Pour la petite histoire, j’avais publié mes propres calculs dans un papier de Terra Eco paru en avril 2009. J’annonçais un chiffre de 1,75 TWh par an. Ce qui, compte-tenu de la croissance de Google, était pile dans la cible des données publiées il y a quelques jours par l’entreprise (les 260MW correspondent à 2,27 TWh). Comme quoi, les estimations sur le nombre de serveurs de la firme suffisaient à connaître sa consommation…

Fin 2008, une polémique avait éclaté entre Google et le Times, qui affirmait qu’une recherche sur internet revenait à émettre 7 grammes de CO2. J’avais calculé 6 grammes eq-CO2, et Google annonçait 35 fois moins. Ce qui revient, devinez quoi, aux 0,3 Wh d’électricité qu’annonce Google aujourd’hui, et montre qu’entre 2008 et 2010 son efficacité ne s’est guère améliorée.

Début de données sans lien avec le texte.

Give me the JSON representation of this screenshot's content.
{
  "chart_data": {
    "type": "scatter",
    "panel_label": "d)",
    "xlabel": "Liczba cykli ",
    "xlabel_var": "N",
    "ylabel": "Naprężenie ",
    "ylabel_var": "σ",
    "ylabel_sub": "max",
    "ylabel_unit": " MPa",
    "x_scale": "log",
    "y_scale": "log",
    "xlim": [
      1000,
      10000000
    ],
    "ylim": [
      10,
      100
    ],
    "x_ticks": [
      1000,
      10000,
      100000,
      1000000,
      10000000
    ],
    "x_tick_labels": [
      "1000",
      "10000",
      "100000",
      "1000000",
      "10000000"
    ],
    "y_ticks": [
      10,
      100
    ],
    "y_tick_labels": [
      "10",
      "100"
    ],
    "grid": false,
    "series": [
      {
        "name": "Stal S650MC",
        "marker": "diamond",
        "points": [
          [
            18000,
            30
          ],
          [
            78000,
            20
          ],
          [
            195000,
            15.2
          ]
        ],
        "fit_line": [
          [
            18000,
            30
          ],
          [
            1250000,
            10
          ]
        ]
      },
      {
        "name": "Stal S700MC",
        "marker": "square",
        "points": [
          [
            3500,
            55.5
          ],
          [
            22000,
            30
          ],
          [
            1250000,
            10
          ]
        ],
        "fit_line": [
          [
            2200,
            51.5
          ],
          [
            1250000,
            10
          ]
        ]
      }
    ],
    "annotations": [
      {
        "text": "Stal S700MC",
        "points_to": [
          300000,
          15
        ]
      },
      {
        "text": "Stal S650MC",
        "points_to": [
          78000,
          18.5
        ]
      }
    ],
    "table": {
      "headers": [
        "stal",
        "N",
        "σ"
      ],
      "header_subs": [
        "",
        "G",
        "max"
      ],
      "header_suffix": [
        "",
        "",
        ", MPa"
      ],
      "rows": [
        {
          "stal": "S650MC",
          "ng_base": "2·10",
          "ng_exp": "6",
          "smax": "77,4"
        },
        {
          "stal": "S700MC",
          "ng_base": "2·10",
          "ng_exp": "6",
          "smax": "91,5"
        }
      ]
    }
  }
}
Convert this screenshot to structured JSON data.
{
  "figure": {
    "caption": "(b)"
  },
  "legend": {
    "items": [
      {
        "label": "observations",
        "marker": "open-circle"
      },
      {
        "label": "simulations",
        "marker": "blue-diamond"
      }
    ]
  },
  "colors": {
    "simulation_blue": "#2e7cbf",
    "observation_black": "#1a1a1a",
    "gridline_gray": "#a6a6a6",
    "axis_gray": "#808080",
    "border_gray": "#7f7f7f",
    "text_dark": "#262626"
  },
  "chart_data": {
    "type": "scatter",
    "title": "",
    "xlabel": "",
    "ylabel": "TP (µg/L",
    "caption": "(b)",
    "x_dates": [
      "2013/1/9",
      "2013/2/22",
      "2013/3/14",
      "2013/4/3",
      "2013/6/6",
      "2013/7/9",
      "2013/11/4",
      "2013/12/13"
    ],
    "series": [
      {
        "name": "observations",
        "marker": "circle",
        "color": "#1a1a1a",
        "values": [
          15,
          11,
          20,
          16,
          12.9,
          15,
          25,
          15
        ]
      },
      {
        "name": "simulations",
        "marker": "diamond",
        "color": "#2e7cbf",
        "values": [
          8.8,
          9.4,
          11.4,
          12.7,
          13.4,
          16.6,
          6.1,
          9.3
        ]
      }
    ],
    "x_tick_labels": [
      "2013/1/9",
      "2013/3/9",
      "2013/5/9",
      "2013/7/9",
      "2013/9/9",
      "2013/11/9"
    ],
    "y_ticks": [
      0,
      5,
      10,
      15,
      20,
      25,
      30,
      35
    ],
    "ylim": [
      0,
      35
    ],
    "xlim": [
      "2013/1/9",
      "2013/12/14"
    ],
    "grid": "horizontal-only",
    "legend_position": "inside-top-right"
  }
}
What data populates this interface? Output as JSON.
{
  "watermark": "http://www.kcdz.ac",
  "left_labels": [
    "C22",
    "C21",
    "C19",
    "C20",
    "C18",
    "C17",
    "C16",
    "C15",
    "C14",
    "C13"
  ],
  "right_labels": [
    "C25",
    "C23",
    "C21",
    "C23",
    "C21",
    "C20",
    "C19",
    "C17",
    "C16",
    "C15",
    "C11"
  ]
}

Mix énergétique. De fait, le géant joue probablement sur les mots… Pour un internaute, faire une recherche sur internet revient parfois à cliquer dix, vingt fois, trente fois et donc à faire autant de requêtes, par exemple pour afficher les résultats suivants ou modifier des termes de recherche. Tandis que Google n’est pas très clair sur ce qu’il mesure… Bref, mon chiffre de 6 grammes de CO2 par visite semble bien être proche de la réalité. Il faut y ajouter une quantité équivalente rejetée par l’ordinateur de l’internaute (sauf en France, puis que le mix électrique émet nettement moins de carbone en raison de la prédominance nucléaire).

Selon un expert cité par Technology Review, Google possèderait 3% des centres serveurs de la planète. L’ensemble représenterait donc une puissance totale de 8500 MW (soient 74 TWh sur la facture). C’est probablement très au delà (5, 10 fois plus?), puisque Google semble beaucoup plus efficace que ses concurrents, comme semblent le montrer les calculs faits par l’entreprise sur son service de messagerie:  GMail serait 80 plus efficace que les messageries gérées en interne par les entreprises. Trois jours de You Tube équivaudraient, en termes de CO2, à la fabrication, l’emballage et le transport d’un DVD. Tandis qu’un an de Gmail consommerait moins que de fabriquer une bouteille, la boire, y glisser un message et la jeter d’ans l’océan… On a le sens de la formule, chez Google…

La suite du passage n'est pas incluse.